3. The refrigerator according to claim 2, wherein the temperature sensor is installed at the waste heat recovery tube or the water discharge tube.

4. The refrigerator according to claim 1, wherein the water supply tube comprises:

a heat recovery tube in contact with the condenser;

a water introduction tube for guiding water to the heat recovery tube; and

a water discharge tube for guiding the water, which has passed through the heat recovery tube, to the icemaker.

5. The refrigerator according to claim 4, wherein the temperature sensor is installed at the heat recovery tube or the water discharge tube.

6. The refrigerator according to claim 1, wherein, when a condition for supplying water to the icemaker is satisfied, the controller controls the ice-making water supply valve to be opened for a predetermined period of time if the temperature detected by the temperature sensor is within a set temperature range.

7. The refrigerator according to claim 1, wherein, when a condition for supplying water to the icemaker is satisfied, the controller controls the ice-making water supply valve to be kept closed if the temperature detected by the temperature sensor is lower than a lower limit of the set temperature range.

8. The refrigerator according to claim 1, wherein the icemaker includes an ice-making tray which contains water supplied through the water supply tube.

9. The refrigerator according to claim 8, wherein the icemaker further includes an ice-making temperature sensor for measuring a temperature of the ice-making tray.

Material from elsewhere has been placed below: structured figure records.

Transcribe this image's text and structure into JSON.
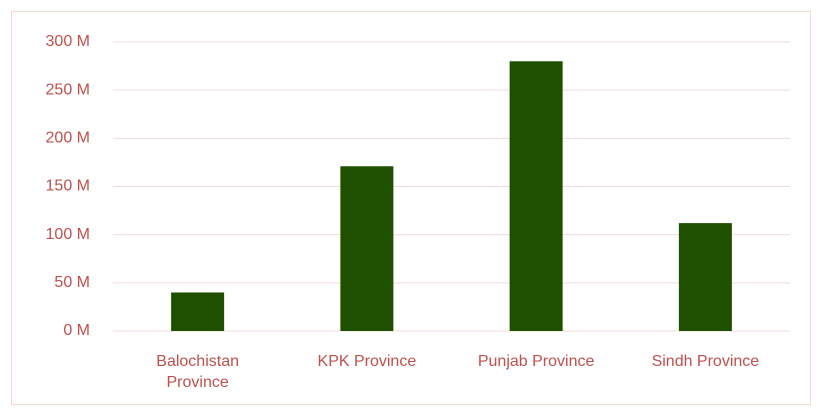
{
  "chart_data": {
    "type": "bar",
    "categories": [
      "Balochistan Province",
      "KPK Province",
      "Punjab Province",
      "Sindh Province"
    ],
    "values": [
      40,
      171,
      280,
      112
    ],
    "color": "#1e5000",
    "ylim": [
      0,
      300
    ],
    "yticks": [
      {
        "value": 0,
        "label": "0 M"
      },
      {
        "value": 50,
        "label": "50 M"
      },
      {
        "value": 100,
        "label": "100 M"
      },
      {
        "value": 150,
        "label": "150 M"
      },
      {
        "value": 200,
        "label": "200 M"
      },
      {
        "value": 250,
        "label": "250 M"
      },
      {
        "value": 300,
        "label": "300 M"
      }
    ],
    "grid": true
  }
}
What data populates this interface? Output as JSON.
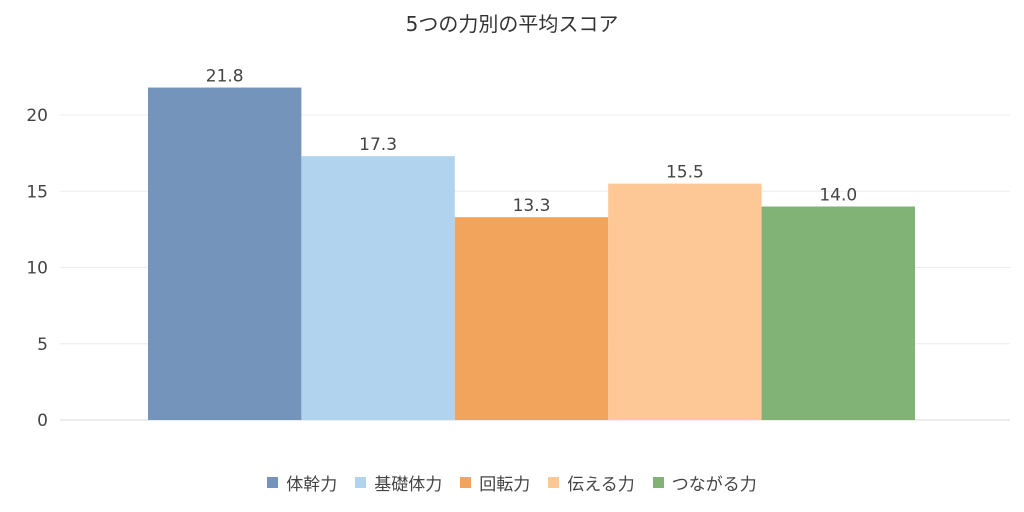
{
  "chart_data": {
    "type": "bar",
    "title": "5つの力別の平均スコア",
    "categories": [
      "体幹力",
      "基礎体力",
      "回転力",
      "伝える力",
      "つながる力"
    ],
    "values": [
      21.8,
      17.3,
      13.3,
      15.5,
      14.0
    ],
    "value_labels": [
      "21.8",
      "17.3",
      "13.3",
      "15.5",
      "14.0"
    ],
    "colors": [
      "#7594bb",
      "#b1d3ee",
      "#f2a35c",
      "#fdc895",
      "#80b375"
    ],
    "ylim": [
      0,
      22
    ],
    "yticks": [
      0,
      5,
      10,
      15,
      20
    ],
    "grid": true,
    "legend_position": "bottom",
    "xlabel": "",
    "ylabel": ""
  }
}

10. A method of operating a refrigerator, comprising:

detecting a temperature of a water supply tube, which supplies water to an icemaker and is in contact with at least one of a compressor and a condenser; and

controlling an ice-making water supply valve, installed in the water supply tube, based on the detected temperature of the water supply tube.

11. The method according to claim 10, wherein controlling the ice-making water supply valve is performed by, when a condition for supplying water to the icemaker is satisfied, keeping the ice-making water supply valve closed if the detected temperature of the water supply tube is lower than a lower limit of a set temperature range.

12. The method according to claim 10, wherein controlling the ice-making water supply valve is performed by, when a condition for supplying water to the icemaker is satisfied, opening the ice-making water supply valve for a predetermined period of time if the detected temperature of the water supply tube is within a set temperature range.